Es geht darum, Waldbrände im Entstehen zu verhindern. Und dazu muß man das Feuer von zwei Seiten angreifen: Risiken verringern bedeutet, solide heimische Mischwälder zu pflanzen, in denen die Feuchtigkeit konserviert wird und keine fremden Monokulturen, die dem Boden die Feuchtigkeit entziehen. Es gibt Baumarten unter den heimischen, die sehr genügsam sind und nachhaltig auf dem jeweiligen Böden jene Feuchtigkeit bewahren. Meist sind das langsam wachsende Laubbäume. In meinem Wald stehen Linden gemischt mit Korkeichen, gemischt mit Ulmen, Oliven, verschiedene Fruchtbäume und an Bachufern stehen neben Erlen auch Trauerweiden und Eschen. Nebenbei Johannisbrot, auch die eine oder andere Schirmpinie und Zedern. Es gibt bei mir nur einen einzigen Eukalyptusbaum, nicht mehr. Denn es herrscht Vielfalt und nicht die pure Gier nach Geld. Es geht wirklich darum, den Wald nicht als kommerziellen Ressourcenspender für die Holz- oder Papierindustrie zu mißbrauchen. Nur dann, und ich betone das ausdrücklich, wenn wir den Wald so pflanzen, daß er uns vor Feuern schützt, werden wir wieder sicher leben.

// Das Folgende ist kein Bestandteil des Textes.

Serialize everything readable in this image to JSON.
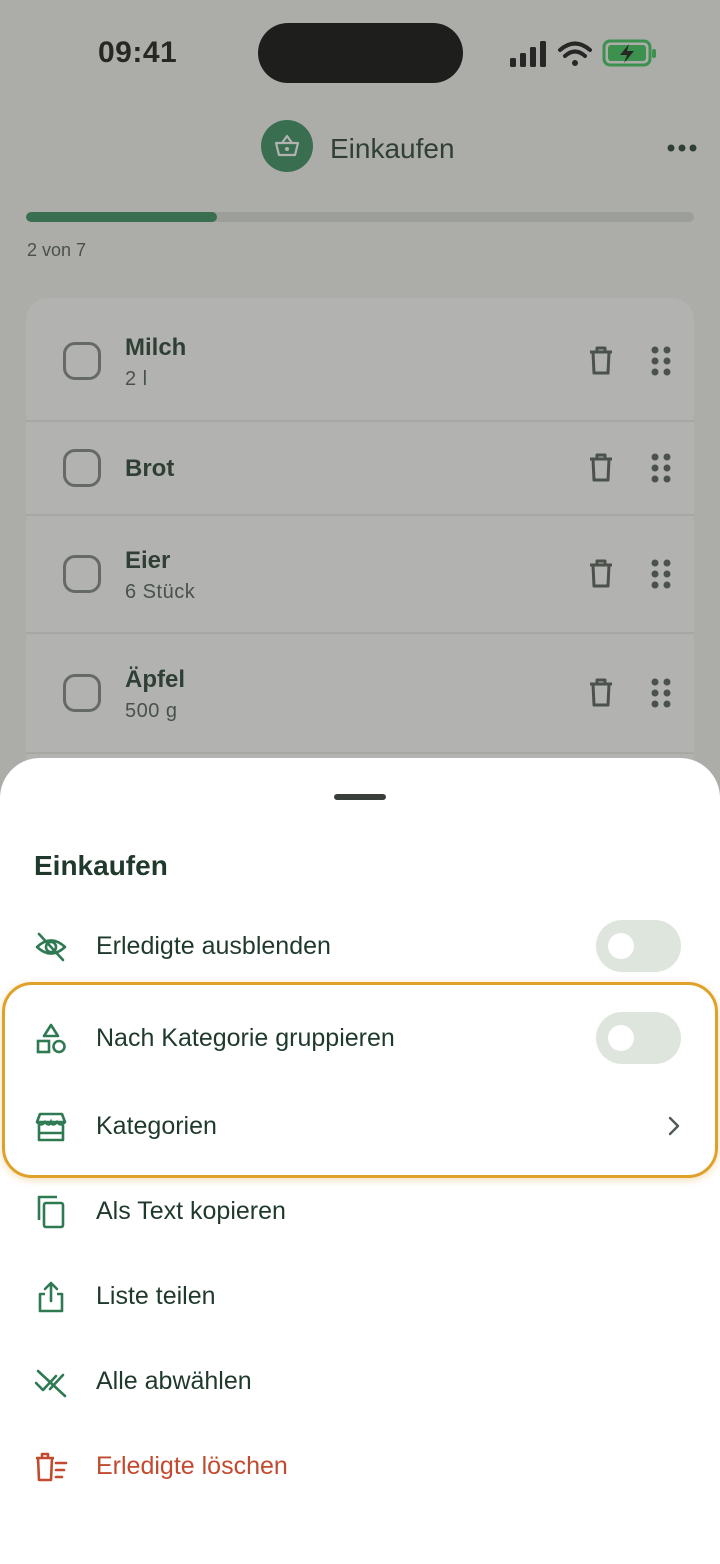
{
  "status_bar": {
    "time": "09:41"
  },
  "header": {
    "title": "Einkaufen"
  },
  "progress": {
    "text": "2 von 7",
    "done": 2,
    "total": 7
  },
  "items": [
    {
      "name": "Milch",
      "quantity": "2 l"
    },
    {
      "name": "Brot",
      "quantity": ""
    },
    {
      "name": "Eier",
      "quantity": "6 Stück"
    },
    {
      "name": "Äpfel",
      "quantity": "500 g"
    }
  ],
  "sheet": {
    "title": "Einkaufen",
    "options": [
      {
        "label": "Erledigte ausblenden",
        "icon": "eye-off-icon",
        "toggle_on": false
      },
      {
        "label": "Nach Kategorie gruppieren",
        "icon": "shapes-icon",
        "toggle_on": false
      },
      {
        "label": "Kategorien",
        "icon": "store-icon"
      },
      {
        "label": "Als Text kopieren",
        "icon": "copy-icon"
      },
      {
        "label": "Liste teilen",
        "icon": "share-icon"
      },
      {
        "label": "Alle abwählen",
        "icon": "uncheck-all-icon"
      },
      {
        "label": "Erledigte löschen",
        "icon": "delete-done-icon"
      }
    ]
  },
  "colors": {
    "accent": "#2f8a5b",
    "text": "#1f3a2c",
    "danger": "#c24a2e",
    "highlight": "#e0a12a"
  }
}
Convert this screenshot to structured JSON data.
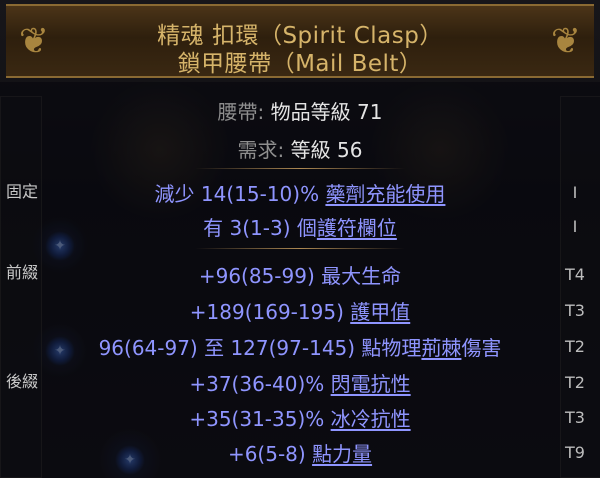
{
  "header": {
    "title_line1": "精魂 扣環（Spirit Clasp）",
    "title_line2": "鎖甲腰帶（Mail Belt）",
    "left_ornament_icon": "ornate-corner-icon",
    "right_ornament_icon": "ornate-corner-icon"
  },
  "properties": {
    "item_class_label": "腰帶:",
    "item_level_value": "物品等級 71",
    "requirement_label": "需求:",
    "requirement_value": "等級 56"
  },
  "sections": {
    "implicit_label": "固定",
    "prefix_label": "前綴",
    "suffix_label": "後綴"
  },
  "mods": [
    {
      "pre": "減少 14(15-10)% ",
      "kw": "藥劑充能使用",
      "tier": "I"
    },
    {
      "pre": "有 3(1-3) 個",
      "kw": "護符欄位",
      "tier": "I"
    },
    {
      "pre": "+96(85-99) 最大生命",
      "kw": "",
      "tier": "T4"
    },
    {
      "pre": "+189(169-195) ",
      "kw": "護甲值",
      "tier": "T3"
    },
    {
      "pre": "96(64-97) 至 127(97-145) 點物理",
      "kw": "荊棘",
      "post": "傷害",
      "tier": "T2"
    },
    {
      "pre": "+37(36-40)% ",
      "kw": "閃電抗性",
      "tier": "T2"
    },
    {
      "pre": "+35(31-35)% ",
      "kw": "冰冷抗性",
      "tier": "T3"
    },
    {
      "pre": "+6(5-8) ",
      "kw": "點力量",
      "tier": "T9"
    }
  ],
  "colors": {
    "title": "#d6b46a",
    "mod_text": "#8f95ff",
    "label": "#8e8e8e",
    "value": "#e4e4e4"
  }
}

Eine Mehrheit von Abgeordneten, die Politiker in Lissabon, haben keine Ahnung davon, wie man einen Mischwald pflanzt und welche Vorteile as bringt. Sie betrachten ihre Exceltabellen mit den Steuereinnahmen durch die Firma Navigator und Altri. Kaum eineR von denen ist Bauer oder Forstwirt, kaum eineR von diesen Politikern weiß eine Esche von einer Erle zu unterscheiden, denn die meisten von ihnen sind Juristen, Beamte und sie haben Berufe erlernt, die mit dem Leben in der Natur in Konflikt stehen und diesen Konflikt sogar noch schüren. Sie haben Angst, sich aus ihren klimatisierten Büros hinaus in die Natur, in den Wald zu begeben. Sie wüßten gar nicht, was sie dort machen sollten. Wald bedeutet für einen Politiker nichts weiter als Holz und kommerzielle Nutzung und Steuereinnahmen. Die Natur, den Wald zu schützen, um auch den Menschen zu schützen und die Artenvielfalt, kommt sehr vielen von ihnen nicht in den Sinn. Vielleicht kann man im Wald noch ein Picknick veranstalten, am Tag der Nelkenrevolution oder am Tag der Arbeit, vielleicht könnte man den Wald auch noch als Deko benutzen, wenn man irgendwie noch davon profitieren könnte. Aber den Wald als etwas zu sehen, was altruistisch betrachtet, SEIN darf, wie er ist, ihn gemischt wiederauffzuforsten und so, daß er die Feuchtigkeit konserviert, kommt weder dem Umwelt- noch dem Landwirtschaftsminister in den Kopf, denn sie wissen es nicht besser. Und António Costa kann da auch nicht mit Rat und Tat helfen. Hier liegt das Problem begraben, in dem Nichtwissen. Der Wald ist unser wichtigster Freund bei der Transformation von CO2 in Sauerstoff. Ein Feuer im Wald ist ein Sakrileg.

Paulo Alves

Monchique hat gewählt und der Sozialist Paulo Alves ist der neue Bürgermeister, der Wahlsieger der Kommunalwahlen. Herzlichen Glückwunsch. Er sei Pfadfinder, er stamme aus dieser Bewegung, die zu Fuß die richtigen Wege durch den Wald finde, hinein ebenso wie auch wieder heraus. Geben wir ihm einen Kredit für diese ersten vier Jahre in diesem Amt und helfen wir ihm und seinem Team, die richtigen Entscheidungen auf dem Weg in die Klimaneutralität zu finden. Der Klimawandel hat sich auch verschlimmert, weil sich in den letzten Jahren überall auf den Kontinenten Waldbrände ereigneten, die sich in immer kürzerer Folge immer intensiver entwickelten und wir Menschen dem nichts entgegensetzen wollten und konnten.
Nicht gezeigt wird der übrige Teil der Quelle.